Я устало поднялась. Не глядя на портрет, я подняла его и поставила обратно – в укромный пыльный угол с его паутиной и пауками, опять повернув лицом к стене. Потом я взяла наугад еще несколько холстов и поставила их так, чтобы завалить, загородить портрет. Вот теперь, говорила я себе, все стало как прежде. Кое-как мы прибрали в мастерской и прикрыли холсты упавшими и пропыленными простынями. Элиот выключил торшер, я взяла фонарик. Мы вышли, погасив верхний свет, закрыв и заперев дверь мастерской. Элиот взял у меня фонарик, и вместе, вслед за прыгающим кружком света, мы пошли по тропинке, то и дело оскальзываясь, спотыкаясь о притаившиеся кочки и камушки бордюра; а потом взобрались на блестящие от дождя мокрые ступени террасы. Над нами высился дом, за задернутыми шторами которого горел свет, а вокруг бушевал ветер и гнулись, раскачивались безлистые деревья.
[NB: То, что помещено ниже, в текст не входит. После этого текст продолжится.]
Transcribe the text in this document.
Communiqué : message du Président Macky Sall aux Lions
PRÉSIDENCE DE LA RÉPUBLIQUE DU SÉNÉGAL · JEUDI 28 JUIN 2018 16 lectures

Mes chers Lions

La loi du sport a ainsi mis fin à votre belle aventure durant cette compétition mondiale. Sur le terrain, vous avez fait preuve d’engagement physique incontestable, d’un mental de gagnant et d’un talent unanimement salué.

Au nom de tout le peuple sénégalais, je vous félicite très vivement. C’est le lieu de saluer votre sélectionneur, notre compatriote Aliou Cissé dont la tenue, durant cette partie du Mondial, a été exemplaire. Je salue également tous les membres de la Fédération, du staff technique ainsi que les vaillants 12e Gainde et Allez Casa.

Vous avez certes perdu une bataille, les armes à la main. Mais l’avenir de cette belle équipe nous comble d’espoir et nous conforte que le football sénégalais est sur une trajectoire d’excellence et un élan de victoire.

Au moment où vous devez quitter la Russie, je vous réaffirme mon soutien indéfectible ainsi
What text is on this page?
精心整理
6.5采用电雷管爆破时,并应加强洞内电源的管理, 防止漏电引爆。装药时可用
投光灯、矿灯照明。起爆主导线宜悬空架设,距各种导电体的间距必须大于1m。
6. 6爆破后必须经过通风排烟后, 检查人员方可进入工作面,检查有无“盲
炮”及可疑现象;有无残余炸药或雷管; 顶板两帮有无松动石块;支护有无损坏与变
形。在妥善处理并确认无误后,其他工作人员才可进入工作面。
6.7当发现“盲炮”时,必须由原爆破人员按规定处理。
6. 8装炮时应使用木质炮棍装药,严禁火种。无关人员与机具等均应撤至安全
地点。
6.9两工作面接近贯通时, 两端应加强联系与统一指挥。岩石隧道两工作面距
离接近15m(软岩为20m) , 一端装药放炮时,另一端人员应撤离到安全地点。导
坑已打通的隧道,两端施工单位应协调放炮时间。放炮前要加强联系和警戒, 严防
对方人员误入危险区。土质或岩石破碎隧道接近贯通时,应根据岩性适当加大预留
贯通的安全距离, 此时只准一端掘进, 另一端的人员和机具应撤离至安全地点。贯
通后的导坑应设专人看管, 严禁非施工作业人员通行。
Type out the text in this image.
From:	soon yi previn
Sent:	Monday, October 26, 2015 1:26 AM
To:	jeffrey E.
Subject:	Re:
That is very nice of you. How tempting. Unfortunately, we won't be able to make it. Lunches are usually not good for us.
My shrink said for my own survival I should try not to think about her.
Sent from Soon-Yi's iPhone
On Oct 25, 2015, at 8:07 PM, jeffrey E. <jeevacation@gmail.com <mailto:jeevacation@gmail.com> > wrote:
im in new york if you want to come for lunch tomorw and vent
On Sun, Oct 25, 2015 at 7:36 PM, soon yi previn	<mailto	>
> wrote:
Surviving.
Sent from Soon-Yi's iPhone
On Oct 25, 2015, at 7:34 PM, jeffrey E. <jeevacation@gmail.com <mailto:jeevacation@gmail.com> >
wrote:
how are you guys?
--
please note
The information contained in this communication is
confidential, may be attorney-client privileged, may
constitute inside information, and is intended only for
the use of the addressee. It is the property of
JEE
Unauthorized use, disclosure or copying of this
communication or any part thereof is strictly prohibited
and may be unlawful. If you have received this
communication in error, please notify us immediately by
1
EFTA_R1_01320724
– Вот уж не знал, что непогода может так долго длиться, – сказал Элиот, открывая боковую дверь, и мы опять очутились в доме. Холл встретил нас теплом и ощущением безопасности, и пахло в нем вкусно: тушеной курицей, которая готовилась на ужин.
Мы расстались. Элиот направился в кухню, я же поднялась наверх, чтобы скинуть с себя грязную одежду, налить ванну и понежиться в теплом ароматном пару. Я смогла наконец расслабиться и ни о чем не думать. Я слишком устала, чтобы думать. Вот засну сейчас, мелькнуло в голове, и, наверное, захлебнусь. Почему-то перспектива эта меня не слишком встревожила.